"The constant meetings of EU leaders concerning the refugee crisis in Brussels have not so far yielded any solutions. Decisions and documents, yes, but the question remains how many of these are going to be implemented in reality. One of the reasons is that former communist states in eastern Europe are more or less openly defying a common approach, in particular the sharing of the burden of refugees through quotas.
Until recently it seemed that eastern and western Europeans were getting closer, that the new EU member states were slowly adapting to western democratic standards not only in form, but also in practice and mentality.
But the refugee crisis has demonstrated how deep the division among Europeans still is.

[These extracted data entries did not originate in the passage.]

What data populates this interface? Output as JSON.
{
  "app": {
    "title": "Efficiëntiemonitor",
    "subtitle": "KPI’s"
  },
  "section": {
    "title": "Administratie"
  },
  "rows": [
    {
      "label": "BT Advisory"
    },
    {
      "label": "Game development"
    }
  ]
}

Hungary, Czech Republic and Slovakia reject quotas, Bulgaria was first to build a fence along its border with Turkey, Romania is not offering refugees safe havens either, and Slovenia and Croatia claim lack of capacity, while also lacking the will to keep them.
It looks as if Poland, with its newly elected government, will reinforce this defiance. Not to mention countries outside the EU: if Serbia and Albania are willing to perhaps show a kinder face to refugees while guiding them towards western borders, it is with an eye on possible membership of the Union. Macedonia is in the worst situation, penniless, overrun and desperate. It is obvious that these states are not very eager to, or capable of, demonstrating solidarity, to say the least."